Greece’s central bank head urged the country’s government to keep the country in the euro on Tuesday and not waste the “huge sacrifices” its population has made in recent years.
Yannis Stournaras said an agreement between Athens and its creditors from the eurozone and International Monetary Fund to keep the country afloat was “not far away.”
The leaders of Germany, France, the International Monetary Fund, European Commission and European Central Bank agreed late on Monday to work with “real intensity” to clinch an agreement, but questions remain whether Greece’s government will meet the demands being made of it by its lenders.
“Nobody has a mandate to take the country out of the euro.. so I am very optimistic that a Grexit will not occur,” Stournaras said during a panel discussion at an event organized by think-tank Chatham House.

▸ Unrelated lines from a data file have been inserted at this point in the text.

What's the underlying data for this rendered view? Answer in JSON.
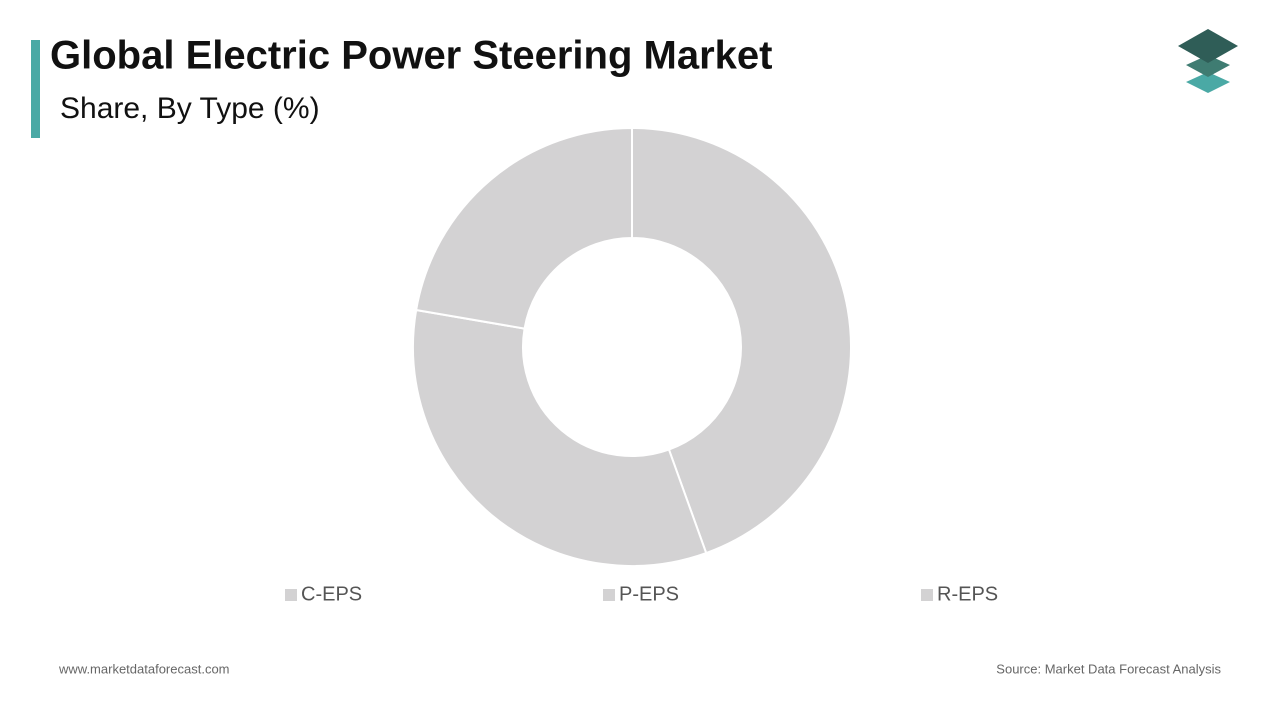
{
  "chart_data": {
    "type": "donut",
    "title": "Global Electric Power Steering Market",
    "subtitle": "Share, By Type (%)",
    "categories": [
      "C-EPS",
      "P-EPS",
      "R-EPS"
    ],
    "values": [
      44.5,
      33.2,
      22.3
    ],
    "colors": [
      "#d3d2d3",
      "#d3d2d3",
      "#d3d2d3"
    ],
    "legend": "bottom"
  },
  "footer": {
    "website": "www.marketdataforecast.com",
    "source": "Source: Market Data Forecast Analysis"
  }
}
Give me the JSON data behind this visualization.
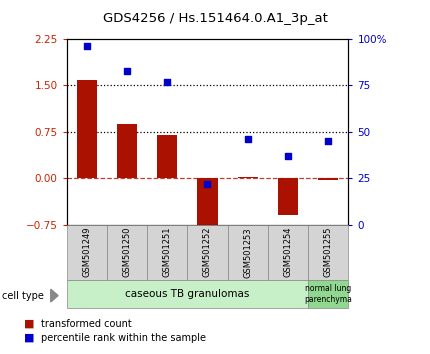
{
  "title": "GDS4256 / Hs.151464.0.A1_3p_at",
  "samples": [
    "GSM501249",
    "GSM501250",
    "GSM501251",
    "GSM501252",
    "GSM501253",
    "GSM501254",
    "GSM501255"
  ],
  "transformed_counts": [
    1.58,
    0.88,
    0.7,
    -0.9,
    0.02,
    -0.6,
    -0.02
  ],
  "percentile_ranks": [
    96,
    83,
    77,
    22,
    46,
    37,
    45
  ],
  "bar_color": "#aa1100",
  "dot_color": "#0000cc",
  "left_ylim": [
    -0.75,
    2.25
  ],
  "left_yticks": [
    -0.75,
    0,
    0.75,
    1.5,
    2.25
  ],
  "right_ylim": [
    0,
    100
  ],
  "right_yticks": [
    0,
    25,
    50,
    75,
    100
  ],
  "right_yticklabels": [
    "0",
    "25",
    "50",
    "75",
    "100%"
  ],
  "hline_y1": 1.5,
  "hline_y2": 0.75,
  "hline_zero": 0,
  "group1_color": "#c8f0c8",
  "group2_color": "#90d890",
  "group1_label": "caseous TB granulomas",
  "group2_label": "normal lung\nparenchyma",
  "cell_type_label": "cell type",
  "legend_red_label": "transformed count",
  "legend_blue_label": "percentile rank within the sample",
  "background_color": "#ffffff",
  "tick_label_color_left": "#cc2200",
  "tick_label_color_right": "#0000cc",
  "sample_box_color": "#d4d4d4"
}
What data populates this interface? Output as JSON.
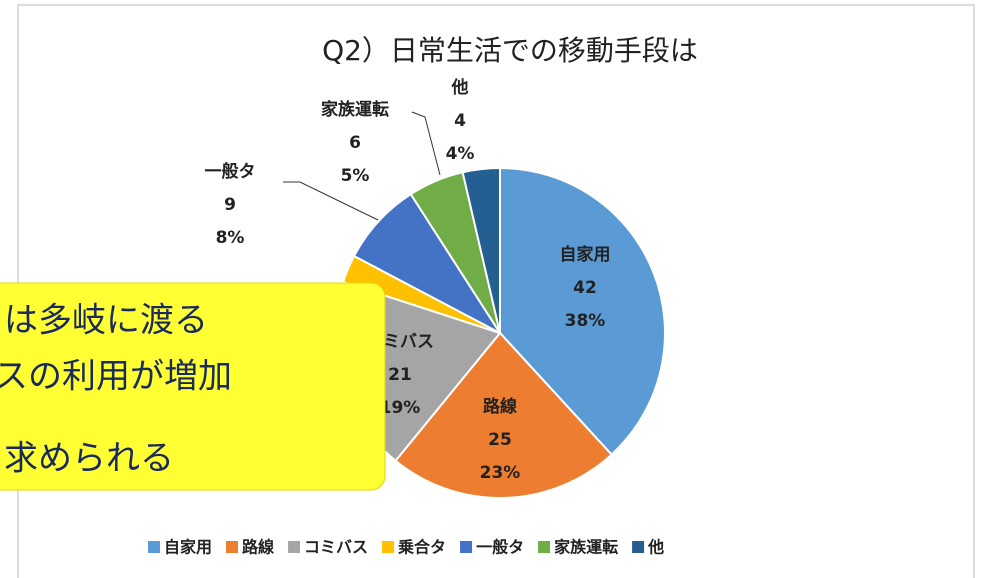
{
  "chart_data": {
    "type": "pie",
    "title": "Q2）日常生活での移動手段は",
    "categories": [
      "自家用",
      "路線",
      "コミバス",
      "乗合タ",
      "一般タ",
      "家族運転",
      "他"
    ],
    "values": [
      42,
      25,
      21,
      3,
      9,
      6,
      4
    ],
    "percent_labels": [
      "38%",
      "23%",
      "19%",
      null,
      "8%",
      "5%",
      "4%"
    ],
    "colors": [
      "#5b9bd5",
      "#ed7d31",
      "#a5a5a5",
      "#ffc000",
      "#4472c4",
      "#70ad47",
      "#255e91"
    ],
    "legend": "bottom"
  },
  "callout": {
    "lines": [
      "は多岐に渡る",
      "スの利用が増加",
      "求められる"
    ]
  }
}
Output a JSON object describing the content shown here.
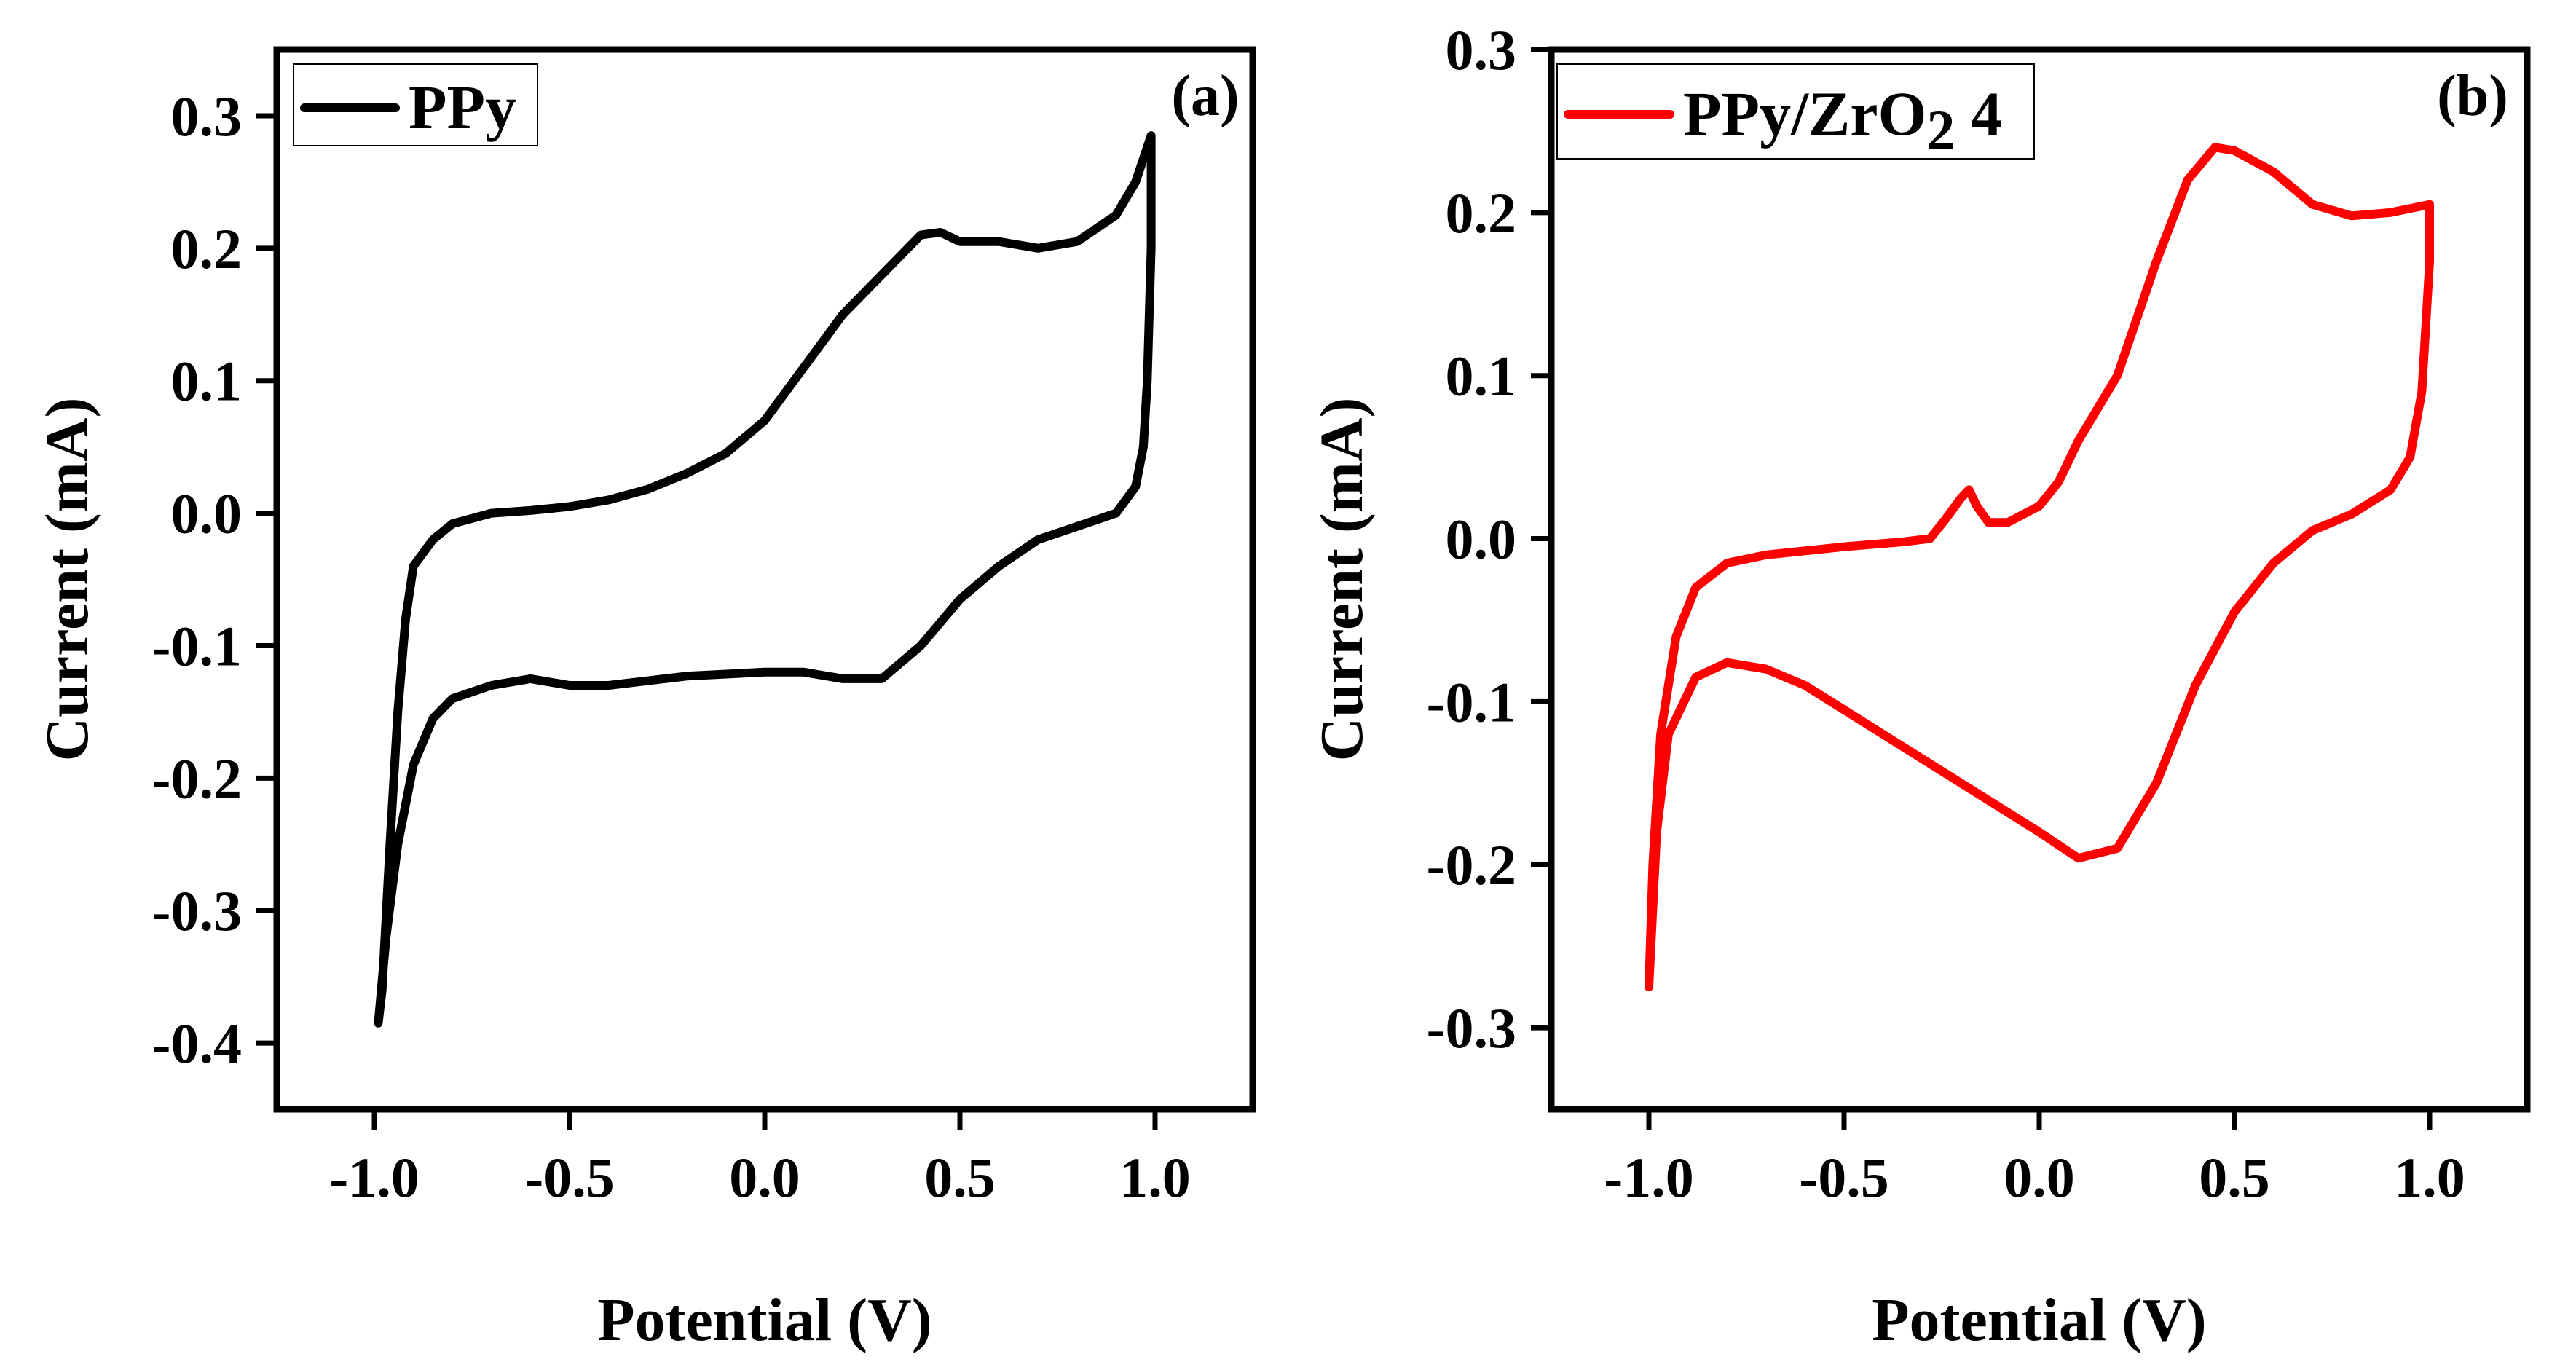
{
  "chart_data": [
    {
      "type": "line",
      "panel_label": "(a)",
      "xlabel": "Potential (V)",
      "ylabel": "Current (mA)",
      "xlim": [
        -1.25,
        1.25
      ],
      "ylim": [
        -0.45,
        0.35
      ],
      "xticks": [
        -1.0,
        -0.5,
        0.0,
        0.5,
        1.0
      ],
      "yticks": [
        -0.4,
        -0.3,
        -0.2,
        -0.1,
        0.0,
        0.1,
        0.2,
        0.3
      ],
      "xtick_labels": [
        "-1.0",
        "-0.5",
        "0.0",
        "0.5",
        "1.0"
      ],
      "ytick_labels": [
        "-0.4",
        "-0.3",
        "-0.2",
        "-0.1",
        "0.0",
        "0.1",
        "0.2",
        "0.3"
      ],
      "legend_position": "top-left",
      "series": [
        {
          "name": "PPy",
          "color": "#000000",
          "points": [
            [
              0.0,
              0.07
            ],
            [
              0.1,
              0.11
            ],
            [
              0.2,
              0.15
            ],
            [
              0.3,
              0.18
            ],
            [
              0.4,
              0.21
            ],
            [
              0.45,
              0.212
            ],
            [
              0.5,
              0.205
            ],
            [
              0.6,
              0.205
            ],
            [
              0.7,
              0.2
            ],
            [
              0.8,
              0.205
            ],
            [
              0.9,
              0.225
            ],
            [
              0.95,
              0.25
            ],
            [
              0.99,
              0.285
            ],
            [
              0.99,
              0.2
            ],
            [
              0.98,
              0.1
            ],
            [
              0.97,
              0.05
            ],
            [
              0.95,
              0.02
            ],
            [
              0.9,
              0.0
            ],
            [
              0.8,
              -0.01
            ],
            [
              0.7,
              -0.02
            ],
            [
              0.6,
              -0.04
            ],
            [
              0.5,
              -0.065
            ],
            [
              0.4,
              -0.1
            ],
            [
              0.3,
              -0.125
            ],
            [
              0.2,
              -0.125
            ],
            [
              0.1,
              -0.12
            ],
            [
              0.0,
              -0.12
            ],
            [
              -0.2,
              -0.123
            ],
            [
              -0.4,
              -0.13
            ],
            [
              -0.5,
              -0.13
            ],
            [
              -0.6,
              -0.125
            ],
            [
              -0.7,
              -0.13
            ],
            [
              -0.8,
              -0.14
            ],
            [
              -0.85,
              -0.155
            ],
            [
              -0.9,
              -0.19
            ],
            [
              -0.94,
              -0.25
            ],
            [
              -0.97,
              -0.32
            ],
            [
              -0.99,
              -0.385
            ],
            [
              -0.98,
              -0.36
            ],
            [
              -0.96,
              -0.25
            ],
            [
              -0.94,
              -0.15
            ],
            [
              -0.92,
              -0.08
            ],
            [
              -0.9,
              -0.04
            ],
            [
              -0.85,
              -0.02
            ],
            [
              -0.8,
              -0.008
            ],
            [
              -0.7,
              0.0
            ],
            [
              -0.6,
              0.002
            ],
            [
              -0.5,
              0.005
            ],
            [
              -0.4,
              0.01
            ],
            [
              -0.3,
              0.018
            ],
            [
              -0.2,
              0.03
            ],
            [
              -0.1,
              0.045
            ],
            [
              0.0,
              0.07
            ]
          ]
        }
      ]
    },
    {
      "type": "line",
      "panel_label": "(b)",
      "xlabel": "Potential (V)",
      "ylabel": "Current (mA)",
      "xlim": [
        -1.25,
        1.25
      ],
      "ylim": [
        -0.35,
        0.3
      ],
      "xticks": [
        -1.0,
        -0.5,
        0.0,
        0.5,
        1.0
      ],
      "yticks": [
        -0.3,
        -0.2,
        -0.1,
        0.0,
        0.1,
        0.2,
        0.3
      ],
      "xtick_labels": [
        "-1.0",
        "-0.5",
        "0.0",
        "0.5",
        "1.0"
      ],
      "ytick_labels": [
        "-0.3",
        "-0.2",
        "-0.1",
        "0.0",
        "0.1",
        "0.2",
        "0.3"
      ],
      "legend_position": "top-left",
      "series": [
        {
          "name": "PPy/ZrO2 4",
          "legend_base": "PPy/ZrO",
          "legend_sub": "2",
          "legend_tail": " 4",
          "color": "#ff0000",
          "points": [
            [
              -1.0,
              -0.275
            ],
            [
              -0.99,
              -0.2
            ],
            [
              -0.97,
              -0.12
            ],
            [
              -0.93,
              -0.06
            ],
            [
              -0.88,
              -0.03
            ],
            [
              -0.8,
              -0.015
            ],
            [
              -0.7,
              -0.01
            ],
            [
              -0.5,
              -0.005
            ],
            [
              -0.35,
              -0.002
            ],
            [
              -0.28,
              0.0
            ],
            [
              -0.24,
              0.012
            ],
            [
              -0.2,
              0.025
            ],
            [
              -0.18,
              0.03
            ],
            [
              -0.16,
              0.02
            ],
            [
              -0.13,
              0.01
            ],
            [
              -0.08,
              0.01
            ],
            [
              0.0,
              0.02
            ],
            [
              0.05,
              0.035
            ],
            [
              0.1,
              0.06
            ],
            [
              0.2,
              0.1
            ],
            [
              0.3,
              0.17
            ],
            [
              0.38,
              0.22
            ],
            [
              0.45,
              0.24
            ],
            [
              0.5,
              0.238
            ],
            [
              0.6,
              0.225
            ],
            [
              0.7,
              0.205
            ],
            [
              0.8,
              0.198
            ],
            [
              0.9,
              0.2
            ],
            [
              1.0,
              0.205
            ],
            [
              1.0,
              0.17
            ],
            [
              0.98,
              0.09
            ],
            [
              0.95,
              0.05
            ],
            [
              0.9,
              0.03
            ],
            [
              0.8,
              0.015
            ],
            [
              0.7,
              0.005
            ],
            [
              0.6,
              -0.015
            ],
            [
              0.5,
              -0.045
            ],
            [
              0.4,
              -0.09
            ],
            [
              0.3,
              -0.15
            ],
            [
              0.2,
              -0.19
            ],
            [
              0.1,
              -0.196
            ],
            [
              0.0,
              -0.18
            ],
            [
              -0.2,
              -0.15
            ],
            [
              -0.4,
              -0.12
            ],
            [
              -0.6,
              -0.09
            ],
            [
              -0.7,
              -0.08
            ],
            [
              -0.8,
              -0.076
            ],
            [
              -0.88,
              -0.085
            ],
            [
              -0.95,
              -0.12
            ],
            [
              -0.98,
              -0.18
            ],
            [
              -1.0,
              -0.275
            ]
          ]
        }
      ]
    }
  ]
}
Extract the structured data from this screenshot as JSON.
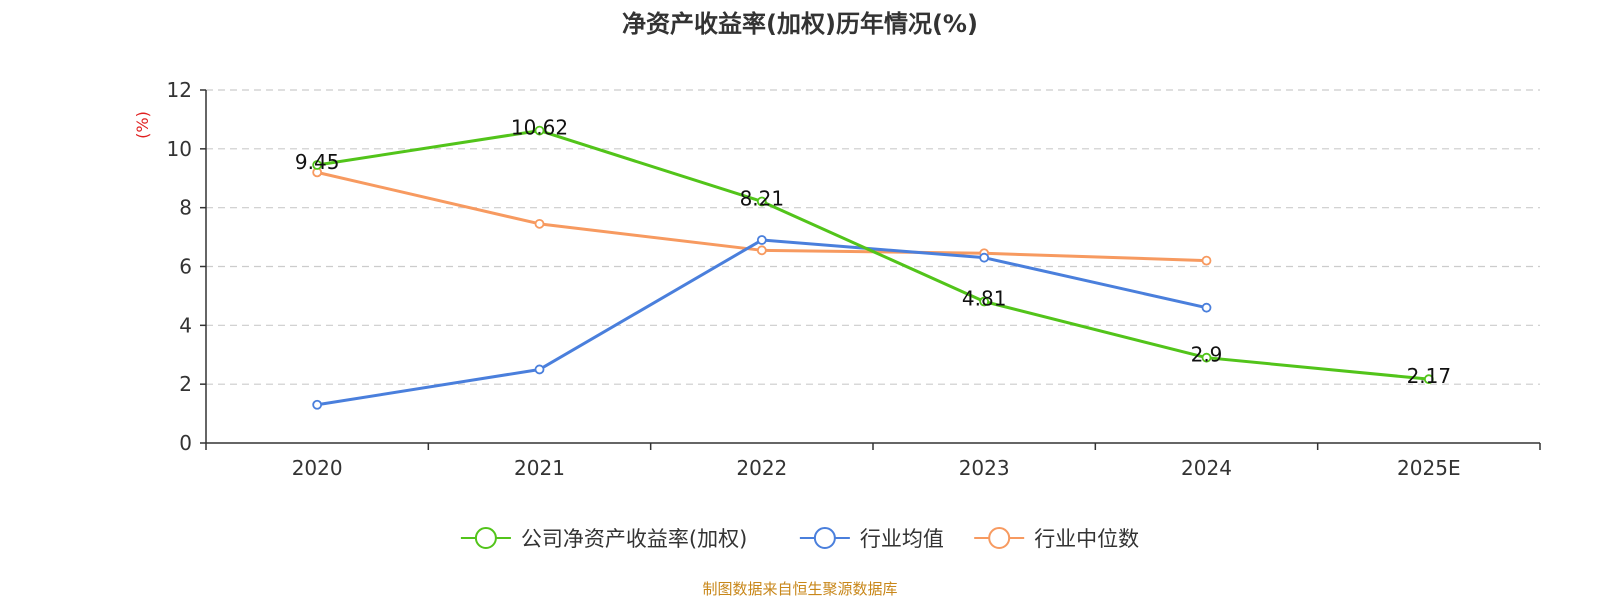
{
  "chart_data": {
    "type": "line",
    "title": "净资产收益率(加权)历年情况(%)",
    "ylabel": "(%)",
    "xlabel": "",
    "categories": [
      "2020",
      "2021",
      "2022",
      "2023",
      "2024",
      "2025E"
    ],
    "y_ticks": [
      "0",
      "2",
      "4",
      "6",
      "8",
      "10",
      "12"
    ],
    "ylim": [
      0,
      12
    ],
    "grid": "horizontal-dashed",
    "legend_position": "bottom-center",
    "series": [
      {
        "name": "公司净资产收益率(加权)",
        "color": "#52c41a",
        "values": [
          9.45,
          10.62,
          8.21,
          4.81,
          2.9,
          2.17
        ],
        "labels": [
          "9.45",
          "10.62",
          "8.21",
          "4.81",
          "2.9",
          "2.17"
        ],
        "show_labels": true
      },
      {
        "name": "行业均值",
        "color": "#4a7fdc",
        "values": [
          1.3,
          2.5,
          6.9,
          6.3,
          4.6,
          null
        ],
        "show_labels": false
      },
      {
        "name": "行业中位数",
        "color": "#f79a60",
        "values": [
          9.2,
          7.45,
          6.55,
          6.45,
          6.2,
          null
        ],
        "show_labels": false
      }
    ],
    "source": "制图数据来自恒生聚源数据库"
  }
}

He added that recent polls showed that 80 percent of Greeks wanted to stay in the euro zone and 65 percent of those surveyed were willing to make further sacrifices to do so.
“We need a political system which will take responsibility and to respect the sacrifices by the people that have been made up to now,” Stournaras added.
“Decreases of living standards in the order of 35 percent are very unusual for an OECD country so this was a huge sacrifice of the Greek people, to make Greece viable and stay in the euro. So I think the political system should respect this.”
In order for a deal to be clinched though he said both sides needed to find a “fair compromise”.
“I think the main catalyst (for a compromise) is to aim for a more reasonable primary surplus in the future, and in exchange for this more structural changes,” Stournaras said.
“Greece does not need any more tax rises – but there are still many exceptions in Greece both in the tax sphere and in the social security.”
“By eliminating these exceptions, which by the way do not benefit the less privileged people, we can have a compromise. In my view, the compromise is not far away,” he added.